Yugoslav chess player (1936–2001)

Tereza Štadler (Тереза Штадлер; 29 September 1936 – 27 March 2001), née Manga, was a Yugoslav chess player who holds the title of Woman Grandmaster (WGM, 1977). She was a winner of the Yugoslav Women's Chess Championship (1964).

==Biography==
In the 1960s, she was one of the leading Yugoslav women's chess players. Štadler won the Yugoslav Women's Chess Championships in 1964. She is the winner of many international chess women's tournaments, including Bela Crkva (1958), Arenys de Mar (1966), Novi Sad (1978).

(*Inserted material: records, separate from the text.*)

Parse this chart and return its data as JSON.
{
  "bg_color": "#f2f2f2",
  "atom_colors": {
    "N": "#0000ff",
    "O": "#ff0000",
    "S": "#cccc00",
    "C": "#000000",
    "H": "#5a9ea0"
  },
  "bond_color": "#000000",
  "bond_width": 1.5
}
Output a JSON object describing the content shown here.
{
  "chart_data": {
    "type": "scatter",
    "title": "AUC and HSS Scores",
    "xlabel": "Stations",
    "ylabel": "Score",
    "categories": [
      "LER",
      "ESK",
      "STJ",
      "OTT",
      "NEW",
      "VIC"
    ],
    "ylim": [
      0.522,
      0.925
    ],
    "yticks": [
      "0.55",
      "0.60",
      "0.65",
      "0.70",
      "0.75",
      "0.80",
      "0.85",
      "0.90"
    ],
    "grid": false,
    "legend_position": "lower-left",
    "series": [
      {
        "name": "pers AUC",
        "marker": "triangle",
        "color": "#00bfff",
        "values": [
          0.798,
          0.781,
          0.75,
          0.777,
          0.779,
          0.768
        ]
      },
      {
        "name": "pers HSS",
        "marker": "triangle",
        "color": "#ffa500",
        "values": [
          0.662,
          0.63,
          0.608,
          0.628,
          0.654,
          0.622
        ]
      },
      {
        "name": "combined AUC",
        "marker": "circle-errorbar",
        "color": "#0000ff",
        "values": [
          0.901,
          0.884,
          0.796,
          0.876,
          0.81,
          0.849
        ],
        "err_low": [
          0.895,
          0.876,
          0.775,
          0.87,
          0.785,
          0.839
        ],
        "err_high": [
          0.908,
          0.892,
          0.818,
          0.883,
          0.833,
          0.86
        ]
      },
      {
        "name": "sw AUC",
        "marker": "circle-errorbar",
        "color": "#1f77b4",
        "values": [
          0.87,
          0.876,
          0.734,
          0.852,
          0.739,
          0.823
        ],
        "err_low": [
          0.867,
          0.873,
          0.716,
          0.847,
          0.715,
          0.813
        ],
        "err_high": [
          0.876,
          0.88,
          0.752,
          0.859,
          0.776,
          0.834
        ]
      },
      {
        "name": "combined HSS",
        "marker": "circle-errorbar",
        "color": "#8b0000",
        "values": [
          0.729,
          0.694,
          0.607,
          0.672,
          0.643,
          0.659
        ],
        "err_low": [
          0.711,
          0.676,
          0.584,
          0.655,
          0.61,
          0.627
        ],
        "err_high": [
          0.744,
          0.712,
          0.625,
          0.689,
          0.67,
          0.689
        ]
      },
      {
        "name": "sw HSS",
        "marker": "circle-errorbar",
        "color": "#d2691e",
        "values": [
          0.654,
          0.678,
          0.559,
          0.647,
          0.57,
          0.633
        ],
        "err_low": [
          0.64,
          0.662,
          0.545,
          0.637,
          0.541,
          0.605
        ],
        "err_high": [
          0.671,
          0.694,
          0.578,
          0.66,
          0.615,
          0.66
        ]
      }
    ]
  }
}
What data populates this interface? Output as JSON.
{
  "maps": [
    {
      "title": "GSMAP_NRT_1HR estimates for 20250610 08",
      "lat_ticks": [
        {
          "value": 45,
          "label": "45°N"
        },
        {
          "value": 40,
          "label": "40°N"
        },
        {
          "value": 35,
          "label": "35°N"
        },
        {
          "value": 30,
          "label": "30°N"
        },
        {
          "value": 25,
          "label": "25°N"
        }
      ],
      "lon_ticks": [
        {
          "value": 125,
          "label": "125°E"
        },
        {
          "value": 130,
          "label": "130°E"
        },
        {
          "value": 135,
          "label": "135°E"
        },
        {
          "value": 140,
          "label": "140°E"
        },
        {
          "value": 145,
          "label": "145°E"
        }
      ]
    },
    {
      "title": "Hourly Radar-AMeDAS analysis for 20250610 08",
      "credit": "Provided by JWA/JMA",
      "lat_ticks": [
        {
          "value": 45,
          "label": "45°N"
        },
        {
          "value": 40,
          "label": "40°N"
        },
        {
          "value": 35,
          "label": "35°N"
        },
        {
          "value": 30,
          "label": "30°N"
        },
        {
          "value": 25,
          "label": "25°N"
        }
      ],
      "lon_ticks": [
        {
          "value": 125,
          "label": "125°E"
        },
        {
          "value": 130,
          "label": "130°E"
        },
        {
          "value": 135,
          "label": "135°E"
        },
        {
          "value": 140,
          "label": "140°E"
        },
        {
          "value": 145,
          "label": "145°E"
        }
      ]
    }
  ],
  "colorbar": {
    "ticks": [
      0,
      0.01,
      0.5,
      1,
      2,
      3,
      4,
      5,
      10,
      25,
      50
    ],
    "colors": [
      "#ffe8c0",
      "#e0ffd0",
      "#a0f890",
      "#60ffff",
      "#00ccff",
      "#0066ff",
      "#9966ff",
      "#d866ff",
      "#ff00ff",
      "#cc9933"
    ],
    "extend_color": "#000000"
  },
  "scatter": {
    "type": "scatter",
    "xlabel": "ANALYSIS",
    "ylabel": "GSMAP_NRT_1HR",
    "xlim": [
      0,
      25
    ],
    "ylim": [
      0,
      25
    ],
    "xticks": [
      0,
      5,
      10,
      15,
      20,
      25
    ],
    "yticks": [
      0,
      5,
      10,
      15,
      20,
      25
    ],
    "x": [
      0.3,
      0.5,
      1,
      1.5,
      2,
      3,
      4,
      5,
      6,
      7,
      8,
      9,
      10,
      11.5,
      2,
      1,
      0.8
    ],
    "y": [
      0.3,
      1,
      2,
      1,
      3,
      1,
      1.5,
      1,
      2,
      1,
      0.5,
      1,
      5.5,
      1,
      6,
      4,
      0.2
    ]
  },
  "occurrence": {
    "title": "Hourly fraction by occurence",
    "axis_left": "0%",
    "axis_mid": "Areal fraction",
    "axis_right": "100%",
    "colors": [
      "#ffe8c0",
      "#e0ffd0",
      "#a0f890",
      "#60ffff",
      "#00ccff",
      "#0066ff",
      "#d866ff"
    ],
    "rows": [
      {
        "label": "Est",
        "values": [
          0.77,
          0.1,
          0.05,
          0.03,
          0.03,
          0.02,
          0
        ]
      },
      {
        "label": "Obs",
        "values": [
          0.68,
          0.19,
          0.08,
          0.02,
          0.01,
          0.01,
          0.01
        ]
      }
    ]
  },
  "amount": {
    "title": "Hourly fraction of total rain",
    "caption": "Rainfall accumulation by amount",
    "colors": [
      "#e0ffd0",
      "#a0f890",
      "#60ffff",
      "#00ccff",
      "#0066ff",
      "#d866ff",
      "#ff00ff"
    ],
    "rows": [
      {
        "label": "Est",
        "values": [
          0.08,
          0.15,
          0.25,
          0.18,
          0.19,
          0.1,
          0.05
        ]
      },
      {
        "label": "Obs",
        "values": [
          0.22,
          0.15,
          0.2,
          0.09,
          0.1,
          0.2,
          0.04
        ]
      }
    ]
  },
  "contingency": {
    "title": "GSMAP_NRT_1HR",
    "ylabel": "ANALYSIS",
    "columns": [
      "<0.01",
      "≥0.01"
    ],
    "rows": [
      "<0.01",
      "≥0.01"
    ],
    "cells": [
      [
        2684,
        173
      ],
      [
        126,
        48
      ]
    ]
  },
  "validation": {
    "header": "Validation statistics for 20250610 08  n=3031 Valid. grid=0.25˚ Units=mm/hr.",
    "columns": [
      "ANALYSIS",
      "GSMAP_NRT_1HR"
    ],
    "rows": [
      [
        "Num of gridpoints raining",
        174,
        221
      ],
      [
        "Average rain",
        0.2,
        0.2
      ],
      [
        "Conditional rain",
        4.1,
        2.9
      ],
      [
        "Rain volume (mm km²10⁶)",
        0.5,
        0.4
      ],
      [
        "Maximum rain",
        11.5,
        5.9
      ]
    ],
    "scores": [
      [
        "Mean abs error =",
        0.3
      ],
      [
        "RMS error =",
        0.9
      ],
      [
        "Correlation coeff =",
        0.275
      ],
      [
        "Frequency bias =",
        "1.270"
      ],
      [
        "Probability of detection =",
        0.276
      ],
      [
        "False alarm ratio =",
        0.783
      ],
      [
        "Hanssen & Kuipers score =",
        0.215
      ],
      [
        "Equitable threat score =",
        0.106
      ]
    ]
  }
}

In 1967, Tereza Štadler participated in Women's World Chess Championship Candidates Tournament in Subotica and ranked 4th place. In 1971, she participated in Women's World Chess Championship Interzonal Tournament in Ohrid and ranked 13th place.

Štadler played for Yugoslavia in the Women's Chess Olympiads:
- In 1957, at second board in the 1st Chess Olympiad (women) in Emmen (+7, =5, -2),
- In 1969, at first board in the 4th Chess Olympiad (women) in Lublin (+5, =3, -2),
- In 1980, at third board in the 9th Chess Olympiad (women) in Valletta (+6, =0, -3) and won individual bronze medal.

In 1977, she was awarded the honorary title of FIDE Woman Grandmaster (WGM).